On a microcanonical relation between continuous and discrete spin models

TL;DR

This paper explores a proposed relation between continuous and discrete spin models, suggesting that their critical energies are connected, with implications for understanding phase transitions in various lattice systems.

Contribution

It introduces an approximate relation between continuous and discrete spin models' energy landscapes and conjectures a universal critical energy density for models with phase transitions.

Findings

The conjecture holds for long-range interactions.

Numerical results support the conjecture for n=2,3 in 3D.

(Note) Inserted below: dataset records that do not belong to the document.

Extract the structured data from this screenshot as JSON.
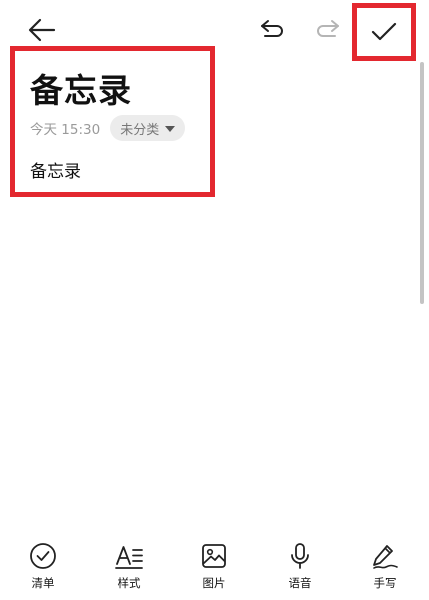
{
  "header": {
    "back_icon": "arrow-left-icon",
    "undo_icon": "undo-icon",
    "redo_icon": "redo-icon",
    "confirm_icon": "checkmark-icon"
  },
  "note": {
    "title": "备忘录",
    "time": "今天 15:30",
    "category": "未分类",
    "body": "备忘录"
  },
  "toolbar": {
    "items": [
      {
        "label": "清单",
        "icon": "checklist-icon"
      },
      {
        "label": "样式",
        "icon": "text-style-icon"
      },
      {
        "label": "图片",
        "icon": "image-icon"
      },
      {
        "label": "语音",
        "icon": "microphone-icon"
      },
      {
        "label": "手写",
        "icon": "pen-icon"
      }
    ]
  },
  "colors": {
    "highlight": "#e3282f",
    "muted_text": "#9a9a9a",
    "chip_bg": "#ececec",
    "redo_disabled": "#b5b5b5"
  }
}
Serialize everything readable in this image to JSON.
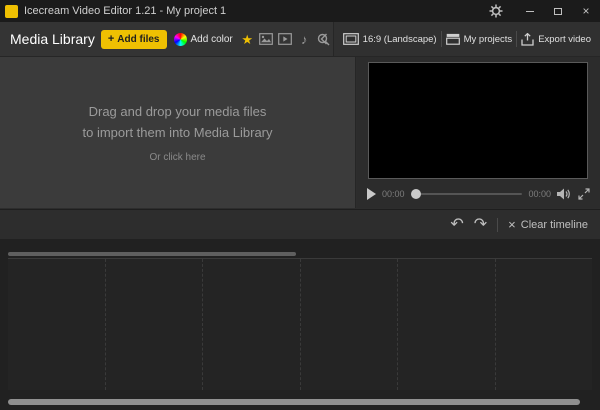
{
  "titlebar": {
    "title": "Icecream Video Editor 1.21 - My project 1"
  },
  "glyphs": {
    "plus": "+",
    "close": "×",
    "undo": "↶",
    "redo": "↷",
    "star": "★",
    "music_note": "♪",
    "clear_x": "×"
  },
  "library": {
    "title": "Media Library",
    "add_files": "Add files",
    "add_color": "Add color",
    "drop_line1": "Drag and drop your media files",
    "drop_line2": "to import them into Media Library",
    "or_click": "Or click here"
  },
  "preview": {
    "aspect": "16:9 (Landscape)",
    "my_projects": "My projects",
    "export_video": "Export video",
    "elapsed": "00:00",
    "duration": "00:00"
  },
  "timeline": {
    "clear": "Clear timeline"
  },
  "colors": {
    "accent": "#efc002",
    "window_bg": "#2d2d2d"
  }
}
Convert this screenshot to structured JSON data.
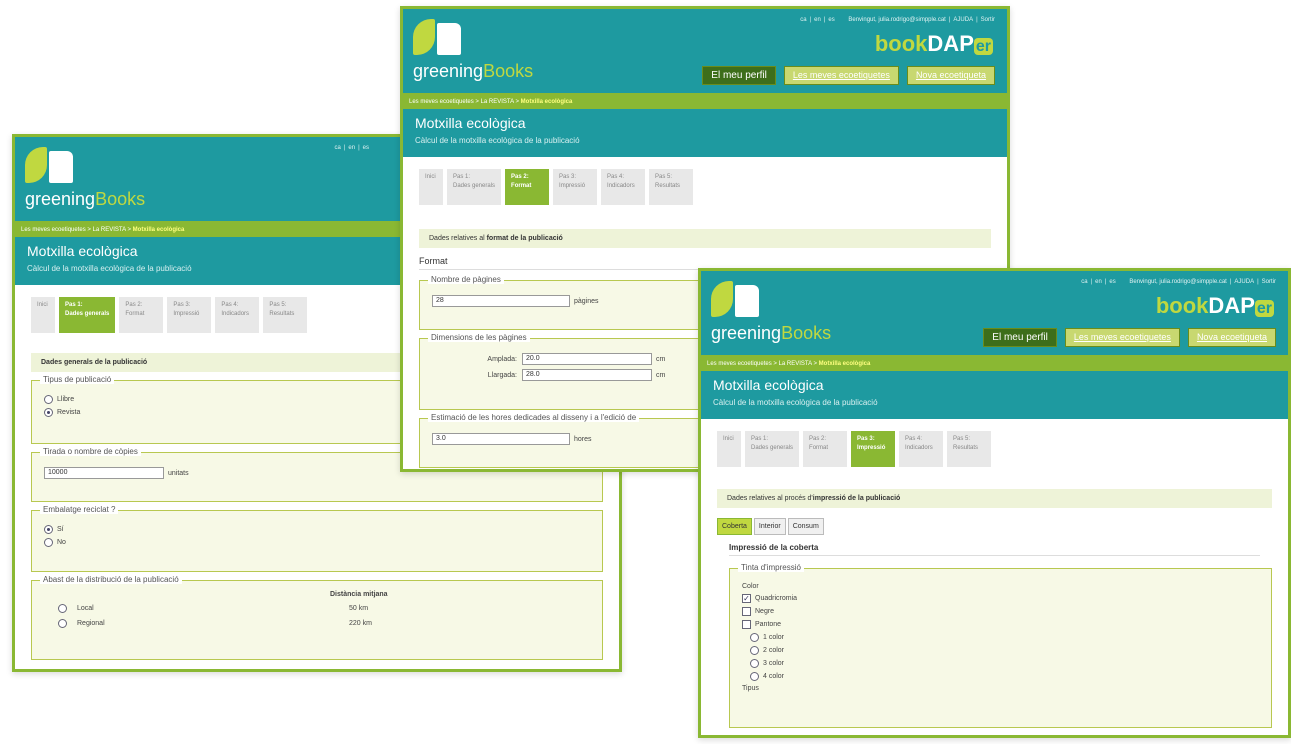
{
  "common": {
    "lang_links": [
      "ca",
      "en",
      "es"
    ],
    "welcome": "Benvingut, julia.rodrigo@simpple.cat",
    "user_links": [
      "AJUDA",
      "Sortir"
    ],
    "logo_word1": "greening",
    "logo_word2": "Books",
    "app_prefix": "book",
    "app_main": "DAP",
    "app_suffix": "er",
    "nav_profile": "El meu perfil",
    "nav_my_calcs": "Les meves ecoetiquetes",
    "nav_new_calc": "Nova ecoetiqueta",
    "crumb_1": "Les meves ecoetiquetes",
    "crumb_2": "La REVISTA",
    "crumb_current": "Motxilla ecològica",
    "page_title": "Motxilla ecològica",
    "page_subtitle": "Càlcul de la motxilla ecològica de la publicació",
    "steps": [
      {
        "l1": "Inici",
        "l2": ""
      },
      {
        "l1": "Pas 1:",
        "l2": "Dades generals"
      },
      {
        "l1": "Pas 2:",
        "l2": "Format"
      },
      {
        "l1": "Pas 3:",
        "l2": "Impressió"
      },
      {
        "l1": "Pas 4:",
        "l2": "Indicadors"
      },
      {
        "l1": "Pas 5:",
        "l2": "Resultats"
      }
    ]
  },
  "win1": {
    "info": "Dades generals de la publicació",
    "tipus_legend": "Tipus de publicació",
    "tipus_opt1": "Llibre",
    "tipus_opt2": "Revista",
    "tirada_legend": "Tirada o nombre de còpies",
    "tirada_value": "10000",
    "tirada_unit": "unitats",
    "embalatge_legend": "Embalatge reciclat ?",
    "emb_yes": "Sí",
    "emb_no": "No",
    "abast_legend": "Abast de la distribució de la publicació",
    "dist_header": "Distància mitjana",
    "dist_rows": [
      {
        "label": "Local",
        "value": "50 km"
      },
      {
        "label": "Regional",
        "value": "220 km"
      }
    ]
  },
  "win2": {
    "info_pre": "Dades relatives al ",
    "info_bold": "format de la publicació",
    "section": "Format",
    "pages_legend": "Nombre de pàgines",
    "pages_value": "28",
    "pages_unit": "pàgines",
    "dims_legend": "Dimensions de les pàgines",
    "width_label": "Amplada:",
    "width_value": "20.0",
    "height_label": "Llargada:",
    "height_value": "28.0",
    "dims_unit": "cm",
    "hours_legend": "Estimació de les hores dedicades al disseny i a l'edició de",
    "hours_value": "3.0",
    "hours_unit": "hores"
  },
  "win3": {
    "info_pre": "Dades relatives al procés d'",
    "info_bold": "impressió de la publicació",
    "tab1": "Coberta",
    "tab2": "Interior",
    "tab3": "Consum",
    "sub_heading": "Impressió de la coberta",
    "tinta_legend": "Tinta d'impressió",
    "color_label": "Color",
    "colors": [
      {
        "label": "Quadricromia",
        "checked": true
      },
      {
        "label": "Negre",
        "checked": false
      },
      {
        "label": "Pantone",
        "checked": false
      }
    ],
    "pantone_opts": [
      "1 color",
      "2 color",
      "3 color",
      "4 color"
    ],
    "tipus_label": "Tipus"
  }
}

Predictions for the XY model's BKT transition energy are discussed.

Abstract

A relation between a class of stationary points of the energy landscape of continuous spin models on a lattice and the configurations of a Ising model defined on the same lattice suggests an approximate expression for the microcanonical density of states. Based on this approximation we conjecture that if a O(n) model with ferromagnetic interactions on a lattice has a phase transition, its critical energy density is equal to that of the n = 1 case, i.e., a system of Ising spins with the same interactions. The conjecture holds true in the case of long-range interactions. For nearest-neighbor interactions, numerical results are consistent with the conjecture for n=2 and n=3 in three dimensions. For n=2 in two dimensions (XY model) the conjecture yields a prediction for the critical energy of the Berezinskij-Kosterlitz-Thouless transition, which would be equal to that of the two-dimensional Ising model. We discuss available numerical data in this respect.